By Frank Demmler

Note:  I’ve known and worked with Steve Czetli for 20 years. I am an admirer of TechyVent as an important and respected communications vehicle to the entrepreneurial/high technology/funding communities.  In a recent conversation, he and I agreed that fund raising remains a largely mysterious process for first-time entrepreneurs and angel investors.  We thought readers would benefit from a regular column with the goal of showing how capital gets raised in the real world.

I hope to explain how entrepreneurs and investors go through the courtship and mating process, shedding a little light on important aspects and dispelling some myths along the way.  This column is the first of several, and perhaps many, on this subject, depending upon the level of interest expressed by you, the reader.

After 20 years of working with early stage businesses, from both the company and investor sides, it never ceases to amaze me how many myths and misperceptions exist about raising capital among first-time entrepreneurs.

One of the most common mistakes is the entrepreneur’s belief that raising money for a venture is a linear process with defined steps, and if he takes each of those steps, he deserves to be funded.

Let’s get things straight from the get-go – investors never have to invest in a deal (other than as follow on investments to their existing deals that require investment if certain milestones are met, but that’s a whole other can of worms, and happens after initial investments have been made.)

In fact, most investors who look at an entrepreneur’s deal look for a reason to say, “No.”  They look for a flaw, any flaw, so they can place the plan in the circular file and move on.  Why is this?  Aren’t they in the business of investing?  Why would they want to reject a “great” plan?

Look at it from their perspective.  If they’re sophisticated investors who have done many deals, some have failed miserably.  Being professionals, they know statistics like the fact that 80% of all new businesses don’t exist after five years. They know that typical venture capitalists only invest in 0.5% – 2.0% of the deals they see (and still with that level of screening, well over half of venture capital-backed companies fail, or do not provide a path to liquidity).

These investors probably have stacks of 25 “great” business plans sitting on their desks or in their briefcases. The goal of their initial screenings is to weed out as many of those plans as possible. A more-or-less constant inflow of new plans seems to keep their stacks at 25 regardless of how quickly the current plans are processed.   

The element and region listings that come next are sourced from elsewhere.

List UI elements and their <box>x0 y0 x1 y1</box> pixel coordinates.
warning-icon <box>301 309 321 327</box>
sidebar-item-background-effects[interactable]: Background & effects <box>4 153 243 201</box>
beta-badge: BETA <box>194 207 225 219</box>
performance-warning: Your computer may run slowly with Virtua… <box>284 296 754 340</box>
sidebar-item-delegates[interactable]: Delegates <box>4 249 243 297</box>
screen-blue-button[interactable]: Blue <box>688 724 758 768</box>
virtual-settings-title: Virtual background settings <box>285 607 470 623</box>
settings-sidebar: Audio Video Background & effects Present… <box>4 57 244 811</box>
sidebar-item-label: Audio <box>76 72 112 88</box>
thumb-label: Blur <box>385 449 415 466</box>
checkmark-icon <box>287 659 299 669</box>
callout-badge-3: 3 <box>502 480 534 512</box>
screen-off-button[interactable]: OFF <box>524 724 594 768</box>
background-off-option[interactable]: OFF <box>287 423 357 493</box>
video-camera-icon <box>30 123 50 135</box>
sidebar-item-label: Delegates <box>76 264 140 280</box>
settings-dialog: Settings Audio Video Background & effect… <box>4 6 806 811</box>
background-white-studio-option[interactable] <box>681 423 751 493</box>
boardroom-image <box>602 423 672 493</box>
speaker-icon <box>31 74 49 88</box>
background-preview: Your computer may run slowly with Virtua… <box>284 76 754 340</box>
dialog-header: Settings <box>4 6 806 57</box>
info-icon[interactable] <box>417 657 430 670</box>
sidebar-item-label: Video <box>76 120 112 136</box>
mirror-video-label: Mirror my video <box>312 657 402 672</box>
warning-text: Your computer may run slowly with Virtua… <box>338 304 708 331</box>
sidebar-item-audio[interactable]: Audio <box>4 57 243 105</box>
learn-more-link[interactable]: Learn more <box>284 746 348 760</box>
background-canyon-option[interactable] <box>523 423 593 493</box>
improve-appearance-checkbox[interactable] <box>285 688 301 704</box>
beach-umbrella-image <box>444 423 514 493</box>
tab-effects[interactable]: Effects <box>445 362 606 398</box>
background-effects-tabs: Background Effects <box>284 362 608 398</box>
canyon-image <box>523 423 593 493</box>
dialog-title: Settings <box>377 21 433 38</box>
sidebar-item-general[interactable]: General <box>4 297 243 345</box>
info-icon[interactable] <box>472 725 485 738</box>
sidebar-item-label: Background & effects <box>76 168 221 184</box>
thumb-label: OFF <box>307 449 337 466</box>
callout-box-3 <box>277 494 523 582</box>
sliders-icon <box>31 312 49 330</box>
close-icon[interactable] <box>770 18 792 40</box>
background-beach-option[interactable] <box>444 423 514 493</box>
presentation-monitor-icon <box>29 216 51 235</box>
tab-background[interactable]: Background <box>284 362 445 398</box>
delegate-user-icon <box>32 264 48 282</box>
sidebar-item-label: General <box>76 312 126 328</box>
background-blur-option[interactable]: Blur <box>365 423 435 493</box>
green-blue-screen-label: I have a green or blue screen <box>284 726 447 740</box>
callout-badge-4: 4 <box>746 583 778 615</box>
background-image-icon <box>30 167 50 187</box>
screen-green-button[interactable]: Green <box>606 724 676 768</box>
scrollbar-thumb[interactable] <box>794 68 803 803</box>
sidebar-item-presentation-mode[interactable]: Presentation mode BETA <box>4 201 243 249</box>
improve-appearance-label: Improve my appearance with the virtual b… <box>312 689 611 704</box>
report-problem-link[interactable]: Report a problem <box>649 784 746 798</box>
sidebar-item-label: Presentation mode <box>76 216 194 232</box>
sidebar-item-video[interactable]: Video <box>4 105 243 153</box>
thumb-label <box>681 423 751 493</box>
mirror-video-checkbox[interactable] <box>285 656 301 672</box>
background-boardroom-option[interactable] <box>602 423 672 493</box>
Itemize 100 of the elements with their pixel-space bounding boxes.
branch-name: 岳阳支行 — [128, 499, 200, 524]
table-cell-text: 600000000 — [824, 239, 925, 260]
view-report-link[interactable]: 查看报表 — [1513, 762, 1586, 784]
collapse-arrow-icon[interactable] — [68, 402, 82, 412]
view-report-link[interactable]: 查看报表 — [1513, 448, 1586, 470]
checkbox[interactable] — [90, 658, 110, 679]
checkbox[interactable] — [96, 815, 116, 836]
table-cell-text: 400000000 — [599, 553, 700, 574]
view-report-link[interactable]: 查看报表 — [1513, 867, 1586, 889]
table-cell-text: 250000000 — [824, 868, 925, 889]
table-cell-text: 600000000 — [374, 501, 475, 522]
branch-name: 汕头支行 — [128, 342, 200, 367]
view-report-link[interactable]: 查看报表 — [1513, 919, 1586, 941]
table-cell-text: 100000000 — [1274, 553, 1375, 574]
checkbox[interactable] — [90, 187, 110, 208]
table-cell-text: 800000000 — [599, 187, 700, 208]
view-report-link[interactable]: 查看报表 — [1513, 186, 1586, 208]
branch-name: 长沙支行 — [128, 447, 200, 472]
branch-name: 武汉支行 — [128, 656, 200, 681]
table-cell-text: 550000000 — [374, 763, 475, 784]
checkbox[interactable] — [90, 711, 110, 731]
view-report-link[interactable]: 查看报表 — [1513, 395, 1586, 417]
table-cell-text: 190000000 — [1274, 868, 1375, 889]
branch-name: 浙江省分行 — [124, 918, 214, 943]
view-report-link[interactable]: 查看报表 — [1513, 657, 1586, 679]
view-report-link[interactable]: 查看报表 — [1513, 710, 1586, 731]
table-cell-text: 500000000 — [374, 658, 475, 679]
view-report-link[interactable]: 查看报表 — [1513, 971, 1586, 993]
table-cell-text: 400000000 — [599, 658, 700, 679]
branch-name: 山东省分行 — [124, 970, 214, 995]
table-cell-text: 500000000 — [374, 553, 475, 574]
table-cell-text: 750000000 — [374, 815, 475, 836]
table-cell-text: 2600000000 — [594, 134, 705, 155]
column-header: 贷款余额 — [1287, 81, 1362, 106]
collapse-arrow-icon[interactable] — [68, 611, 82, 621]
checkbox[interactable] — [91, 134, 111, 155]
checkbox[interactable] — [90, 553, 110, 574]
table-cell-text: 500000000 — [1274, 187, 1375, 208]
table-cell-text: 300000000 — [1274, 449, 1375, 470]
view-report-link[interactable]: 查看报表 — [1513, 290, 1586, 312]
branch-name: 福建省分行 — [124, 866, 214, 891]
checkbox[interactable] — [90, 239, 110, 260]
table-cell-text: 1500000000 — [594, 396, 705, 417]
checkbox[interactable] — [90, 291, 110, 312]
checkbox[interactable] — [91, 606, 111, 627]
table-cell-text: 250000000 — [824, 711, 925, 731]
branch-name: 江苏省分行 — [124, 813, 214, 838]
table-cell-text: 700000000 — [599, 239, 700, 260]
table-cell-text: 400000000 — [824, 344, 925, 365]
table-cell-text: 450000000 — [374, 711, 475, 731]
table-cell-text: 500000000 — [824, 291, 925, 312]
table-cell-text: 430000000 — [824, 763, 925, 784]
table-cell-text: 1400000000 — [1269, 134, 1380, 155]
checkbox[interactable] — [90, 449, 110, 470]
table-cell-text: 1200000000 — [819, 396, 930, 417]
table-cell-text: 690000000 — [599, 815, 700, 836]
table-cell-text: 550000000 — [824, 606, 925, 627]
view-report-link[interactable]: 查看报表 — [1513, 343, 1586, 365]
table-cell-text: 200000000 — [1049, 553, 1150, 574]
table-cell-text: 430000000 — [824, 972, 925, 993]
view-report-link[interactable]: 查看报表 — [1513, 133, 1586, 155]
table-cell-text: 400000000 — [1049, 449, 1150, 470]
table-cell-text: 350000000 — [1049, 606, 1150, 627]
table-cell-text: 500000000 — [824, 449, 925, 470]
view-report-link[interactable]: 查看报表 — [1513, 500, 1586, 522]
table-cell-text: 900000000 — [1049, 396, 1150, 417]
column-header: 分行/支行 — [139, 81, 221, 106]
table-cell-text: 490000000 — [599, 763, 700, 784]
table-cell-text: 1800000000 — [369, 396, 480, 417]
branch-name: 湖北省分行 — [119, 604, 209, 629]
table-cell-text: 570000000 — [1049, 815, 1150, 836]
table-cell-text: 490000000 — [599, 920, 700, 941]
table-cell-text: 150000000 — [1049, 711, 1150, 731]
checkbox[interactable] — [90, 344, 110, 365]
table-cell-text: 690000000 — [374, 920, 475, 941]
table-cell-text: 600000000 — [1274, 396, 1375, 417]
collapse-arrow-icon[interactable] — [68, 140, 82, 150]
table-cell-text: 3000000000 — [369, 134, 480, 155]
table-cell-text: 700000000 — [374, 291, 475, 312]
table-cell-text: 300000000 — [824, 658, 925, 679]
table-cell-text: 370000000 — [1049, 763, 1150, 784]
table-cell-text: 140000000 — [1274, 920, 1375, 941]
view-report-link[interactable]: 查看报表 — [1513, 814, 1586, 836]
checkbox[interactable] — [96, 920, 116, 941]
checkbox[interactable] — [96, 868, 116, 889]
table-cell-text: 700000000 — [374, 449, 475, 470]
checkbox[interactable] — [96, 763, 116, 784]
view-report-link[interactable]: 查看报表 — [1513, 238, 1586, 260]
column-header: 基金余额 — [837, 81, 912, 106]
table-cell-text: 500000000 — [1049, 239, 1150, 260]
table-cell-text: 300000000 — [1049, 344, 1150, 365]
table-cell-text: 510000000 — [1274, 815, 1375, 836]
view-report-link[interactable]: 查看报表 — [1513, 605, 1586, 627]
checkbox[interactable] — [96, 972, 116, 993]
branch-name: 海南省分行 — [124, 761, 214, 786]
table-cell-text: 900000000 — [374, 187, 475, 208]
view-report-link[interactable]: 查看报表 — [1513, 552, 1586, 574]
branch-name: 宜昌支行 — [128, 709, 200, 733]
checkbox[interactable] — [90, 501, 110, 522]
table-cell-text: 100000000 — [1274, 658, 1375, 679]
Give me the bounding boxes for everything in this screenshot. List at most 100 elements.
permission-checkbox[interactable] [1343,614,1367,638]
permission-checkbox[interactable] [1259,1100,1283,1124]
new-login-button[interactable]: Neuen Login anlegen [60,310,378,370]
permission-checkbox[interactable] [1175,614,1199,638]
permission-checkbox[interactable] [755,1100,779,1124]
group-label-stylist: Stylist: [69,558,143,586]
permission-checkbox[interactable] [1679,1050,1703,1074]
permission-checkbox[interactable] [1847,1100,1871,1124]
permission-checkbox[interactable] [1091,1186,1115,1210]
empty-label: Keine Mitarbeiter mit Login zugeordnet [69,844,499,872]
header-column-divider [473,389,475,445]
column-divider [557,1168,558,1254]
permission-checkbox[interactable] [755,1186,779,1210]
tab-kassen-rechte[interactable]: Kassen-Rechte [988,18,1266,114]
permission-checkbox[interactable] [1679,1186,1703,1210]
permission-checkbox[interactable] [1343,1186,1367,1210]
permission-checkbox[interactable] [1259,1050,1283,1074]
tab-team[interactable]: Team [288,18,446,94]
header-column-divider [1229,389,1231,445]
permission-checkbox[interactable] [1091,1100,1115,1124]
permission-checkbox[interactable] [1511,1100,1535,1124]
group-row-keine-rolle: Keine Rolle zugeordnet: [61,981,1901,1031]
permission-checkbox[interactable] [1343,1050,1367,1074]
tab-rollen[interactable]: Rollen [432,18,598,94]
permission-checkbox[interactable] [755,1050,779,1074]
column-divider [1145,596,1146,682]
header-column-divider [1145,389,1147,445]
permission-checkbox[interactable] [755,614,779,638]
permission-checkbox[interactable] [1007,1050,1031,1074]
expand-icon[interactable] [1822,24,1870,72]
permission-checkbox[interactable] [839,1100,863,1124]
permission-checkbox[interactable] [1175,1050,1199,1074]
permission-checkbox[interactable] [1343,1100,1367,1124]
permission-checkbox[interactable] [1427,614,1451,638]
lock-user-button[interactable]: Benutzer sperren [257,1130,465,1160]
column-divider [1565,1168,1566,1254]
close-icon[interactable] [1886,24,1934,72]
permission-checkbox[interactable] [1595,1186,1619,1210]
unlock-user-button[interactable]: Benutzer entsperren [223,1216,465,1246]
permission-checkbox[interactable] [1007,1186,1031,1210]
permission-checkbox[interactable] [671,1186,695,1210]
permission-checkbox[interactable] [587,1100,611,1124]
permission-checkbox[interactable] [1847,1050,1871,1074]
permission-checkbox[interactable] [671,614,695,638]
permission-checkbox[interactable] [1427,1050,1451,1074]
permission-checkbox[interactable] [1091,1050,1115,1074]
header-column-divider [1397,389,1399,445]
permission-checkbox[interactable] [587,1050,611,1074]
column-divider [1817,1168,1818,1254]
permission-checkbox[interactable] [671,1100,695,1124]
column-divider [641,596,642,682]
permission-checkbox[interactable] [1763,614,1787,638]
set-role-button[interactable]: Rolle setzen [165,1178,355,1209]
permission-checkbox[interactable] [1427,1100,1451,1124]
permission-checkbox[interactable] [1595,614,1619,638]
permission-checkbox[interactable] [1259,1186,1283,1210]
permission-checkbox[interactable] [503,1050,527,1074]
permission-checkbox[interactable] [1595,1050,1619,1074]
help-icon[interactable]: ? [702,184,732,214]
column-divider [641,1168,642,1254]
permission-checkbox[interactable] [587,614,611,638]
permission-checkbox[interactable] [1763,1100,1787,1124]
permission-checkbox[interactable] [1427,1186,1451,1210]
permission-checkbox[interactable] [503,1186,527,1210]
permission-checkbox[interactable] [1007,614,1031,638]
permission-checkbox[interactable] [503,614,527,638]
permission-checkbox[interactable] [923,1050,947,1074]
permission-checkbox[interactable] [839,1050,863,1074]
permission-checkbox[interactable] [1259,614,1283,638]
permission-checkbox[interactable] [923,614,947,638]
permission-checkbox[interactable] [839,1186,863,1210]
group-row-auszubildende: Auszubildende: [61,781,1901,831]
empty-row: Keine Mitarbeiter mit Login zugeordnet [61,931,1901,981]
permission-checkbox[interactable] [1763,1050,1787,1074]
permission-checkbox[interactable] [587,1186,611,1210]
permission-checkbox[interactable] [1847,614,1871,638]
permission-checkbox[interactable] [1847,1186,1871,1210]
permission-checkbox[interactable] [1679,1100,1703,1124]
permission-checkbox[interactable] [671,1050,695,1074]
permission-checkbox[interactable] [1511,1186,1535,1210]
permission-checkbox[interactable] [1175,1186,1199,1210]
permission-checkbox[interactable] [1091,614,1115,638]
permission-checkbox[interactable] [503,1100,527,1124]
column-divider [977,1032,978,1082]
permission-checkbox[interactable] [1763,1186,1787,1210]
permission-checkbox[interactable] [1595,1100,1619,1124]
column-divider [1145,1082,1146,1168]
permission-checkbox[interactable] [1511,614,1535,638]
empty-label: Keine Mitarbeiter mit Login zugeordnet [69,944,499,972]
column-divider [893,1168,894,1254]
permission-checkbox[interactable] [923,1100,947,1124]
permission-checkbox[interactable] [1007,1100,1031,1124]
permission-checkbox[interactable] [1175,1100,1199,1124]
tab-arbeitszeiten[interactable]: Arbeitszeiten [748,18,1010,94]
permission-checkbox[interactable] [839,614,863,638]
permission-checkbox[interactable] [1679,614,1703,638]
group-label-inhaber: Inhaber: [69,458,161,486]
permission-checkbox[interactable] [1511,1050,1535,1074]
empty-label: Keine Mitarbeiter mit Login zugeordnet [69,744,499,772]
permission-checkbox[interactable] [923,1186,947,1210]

This raises another important point that the first-time entrepreneur must understand. Investors know that there’s always another deal coming.  They can pass and pass and pass on deals, and there will always be another one to invest in. Occasionally, one of those plans won’t be rejected, and maybe they’ll do that deal.

Being active investors, they know that they will “miss” some good deals.  That comes with the territory.  They may learn something by revisiting why they rejected the deals and what the companies did to overcame their concerns, but they don’t dwell on that.  They mostly focus only on how the deals they did do have fared.

So much for the investing mindset.

The language of rejection

A not-so-obvious, but critical element of fund raising is understanding the communication that goes on between an entrepreneur and a potential investor.  The preceding has painted a bleak picture of the nasty investor dashing the dreams of entrepreneurs on a daily basis.  Yet, few entrepreneurs would characterize their experience with investors so harshly.

Does that negate all of the preceding?  Absolutely not.  Investors often come to “No” conclusions, but rarely phrase it that way to the entrepreneur.  The following phrases all mean, “No.”

  • “Your opportunity does not meet our investment criteria.”
  • “Our plate is really full right now, so we can’t devote the time to your plan that it deserves.”
  • “We might be interested in co-investing when you get a lead investor.”
  • “We might be interested once you’ve made a sale to a big company.”

Translated, read these responses as: “We are not inclined to want to do your deal, and we don’t think that you’ve got ‘a snowball’s chance in hell’ of [getting a lead investor or closing a major sale.]  But just in case you do, we want to leave the door open. After all, maybe we missed something.”

Also, if they flat out say, “No,” the entrepreneurs may push for explanations that will lead to time-consuming, and probably unpleasant, confrontations. Meanwhile, their backlog of plans is piling up.

With all of this said, deals do get done.  Entrepreneurs do attract value-added investors.  Great outcomes are achieved.  In future weeks, we’ll take a look at the dynamics that create these winners.